Today we continue to wrestle with a similar matter-consciousness dualism, and perhaps in time a comparable basic unity will be recognized. This dualistic problem appears in Christian thought because soul and spirit are considered completely immaterial yet able to influence the material body. Mainstream science avoids the problem of how the psyche or consciousness influences the body by holding that there is no mind-body dualism: consciousness is a byproduct of complex organizations of matter, of chemical reactions in the nervous system. However, materialism and idealism are not the only non-dualistic solutions.
If matter and consciousness are two phenomena of one underlying principle, the terms may represent poles of a continuum which runs from beyond the densest substance we can imagine, through physical matter, energy, vitality, emotion, thought, and spiritual consciousness, up through the most divine consciousness or state. We are aware of our body, vitality, feelings, intellect, intuitions, and perhaps also of our spiritual and divine consciousness, though these last two are largely shut out from everyday awareness by our busy feelings and thoughts. As points or ranges on the continuum of substance-consciousness, each level is simultaneously substantial, energic, and conscious. Thus thoughts and feelings, for example, are not abstractions. They are as actual as x-rays or gamma rays -- and as imperceptible to our physical senses, though easily perceived by our psyches.
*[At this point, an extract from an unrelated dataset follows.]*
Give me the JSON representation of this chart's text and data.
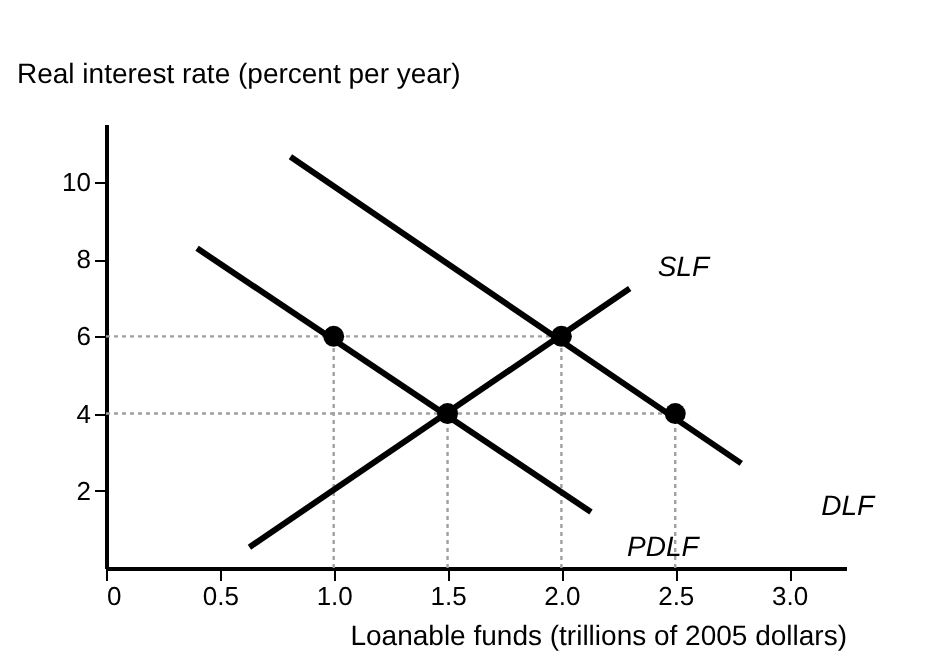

But back of all being lies the inner root or source of awareness. No matter how far we delve into ourselves, that inmost self always remains beyond. It is each being's fundamental junction-point with underlying cosmic reality, the same in all people, all life forms, everything, be it a subatomic particle, person, planet, or galaxy. In the same way, every manifested existence has a substantial form occupying a particular bandwidth of the matter-consciousness spectrum. This innermost shared consciousness and source of existence is the basis of brotherhood or the oneness of all, the unifying agent and most fundamental substratum of the cosmos. According to mystic traditions the world over, by transcending our unexamined patterns of thought, perception, and awareness, we can in time not only understand but actually experience for ourselves this unity at the root of our being.